Ustedes, hermanos y hermanas, hacen parte de un pueblo que ha sido muy probado en su historia. El pueblo polaco sabe bien que para entrar en la gloria es necesario pasar a través de la pasión y la cruz. Y no lo saben porque lo han estudiado, sino porque lo han vivido. San Juan Pablo II, como digno hijo de su patria terrena, siguió este camino. Lo siguió de un modo ejemplar, recibiendo de Dios el despojo total. Por esto su carne reposa en la esperanza.

Y nosotros ¿estamos dispuestos a seguir este camino? Ustedes, queridos hermanos, que forman hoy la comunidad cristiana de polacos en Roma ¿quieren seguir este camino? San Pedro, también con la voz de san Juan Pablo II, les dice “compórtense con temor de Dios en el tiempo en que viven aquí abajo como extranjeros”.

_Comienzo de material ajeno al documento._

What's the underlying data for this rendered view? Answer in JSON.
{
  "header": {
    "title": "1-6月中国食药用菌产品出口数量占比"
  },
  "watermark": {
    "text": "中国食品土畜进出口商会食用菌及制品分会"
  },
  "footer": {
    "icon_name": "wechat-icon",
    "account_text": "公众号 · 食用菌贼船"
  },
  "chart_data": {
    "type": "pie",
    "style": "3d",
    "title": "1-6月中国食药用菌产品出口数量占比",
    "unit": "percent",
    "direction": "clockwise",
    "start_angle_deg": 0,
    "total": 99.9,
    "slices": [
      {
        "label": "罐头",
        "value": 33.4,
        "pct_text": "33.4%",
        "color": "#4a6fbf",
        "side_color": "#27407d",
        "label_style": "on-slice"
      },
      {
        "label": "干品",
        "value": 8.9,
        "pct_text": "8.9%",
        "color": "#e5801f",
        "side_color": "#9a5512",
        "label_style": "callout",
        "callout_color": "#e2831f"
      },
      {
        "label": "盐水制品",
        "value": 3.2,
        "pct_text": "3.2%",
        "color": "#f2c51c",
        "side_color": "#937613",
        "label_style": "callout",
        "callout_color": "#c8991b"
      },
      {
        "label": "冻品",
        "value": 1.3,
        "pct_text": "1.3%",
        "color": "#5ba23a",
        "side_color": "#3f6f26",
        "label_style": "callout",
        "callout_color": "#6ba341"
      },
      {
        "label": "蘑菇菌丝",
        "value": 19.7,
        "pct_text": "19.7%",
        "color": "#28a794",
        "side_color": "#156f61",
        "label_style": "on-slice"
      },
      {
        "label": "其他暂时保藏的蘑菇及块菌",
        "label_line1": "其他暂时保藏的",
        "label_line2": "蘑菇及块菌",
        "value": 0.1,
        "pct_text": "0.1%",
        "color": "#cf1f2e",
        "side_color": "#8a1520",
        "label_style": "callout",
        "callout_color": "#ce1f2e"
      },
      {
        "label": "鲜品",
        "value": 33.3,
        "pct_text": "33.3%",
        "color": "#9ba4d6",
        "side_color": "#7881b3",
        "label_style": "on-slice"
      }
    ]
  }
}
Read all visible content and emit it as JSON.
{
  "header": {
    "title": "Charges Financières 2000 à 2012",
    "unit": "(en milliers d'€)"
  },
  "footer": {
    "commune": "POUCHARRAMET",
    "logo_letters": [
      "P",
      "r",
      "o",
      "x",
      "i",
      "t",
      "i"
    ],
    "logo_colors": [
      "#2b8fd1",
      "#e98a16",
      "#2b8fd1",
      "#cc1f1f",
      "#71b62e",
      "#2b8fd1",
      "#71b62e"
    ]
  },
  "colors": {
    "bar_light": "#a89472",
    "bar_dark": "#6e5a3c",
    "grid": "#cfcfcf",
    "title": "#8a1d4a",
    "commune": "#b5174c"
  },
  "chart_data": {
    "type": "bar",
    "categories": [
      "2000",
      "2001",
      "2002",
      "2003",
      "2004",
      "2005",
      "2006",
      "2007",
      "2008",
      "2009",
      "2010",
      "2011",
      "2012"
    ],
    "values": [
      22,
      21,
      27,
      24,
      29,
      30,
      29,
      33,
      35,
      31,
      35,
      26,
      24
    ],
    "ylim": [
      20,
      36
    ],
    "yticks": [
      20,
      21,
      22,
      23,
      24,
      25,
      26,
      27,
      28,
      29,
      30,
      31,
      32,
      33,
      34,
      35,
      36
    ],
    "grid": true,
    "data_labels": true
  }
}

Es verdad, somos viandantes, no errantes. En camino, pero sabemos donde vamos. Los errantes no lo saben. Somos peregrinos pero no vagabundos, come decía san Juan Pablo II. Los dos discípulos de Emaús en la ida eran errantes, no sabían dónde terminarían, pero al regreso ¡no! Al regreso eran ¡testigos de la esperanza que es Cristo! Porque lo habían encontrado a Él, el Viandante resucitado. Este Jesús, es el Viandante resucitado que camina con nosotros. Jesús hoy está aquí, está aquí entre nostros. Está aquí con su Palabra, camina con nosotros, es el Viandante resucitado.

También nosotros podemos convertirnos en viandantes resucitados si su Palabra enciende nuestro corazón, y la Eucaristía nos abre los ojos a la fe y nos nutre de esperanza y de caridad. También nosotros podemos caminar junto a los hermanos y hermanas que están tristes y desesperados, y encender sus corazones con el Evangelio, y partir el pan con ellos, el pan de la fraternidad. Que san Juan Pablo II nos ayude a ser viandantes resucitados. Amén.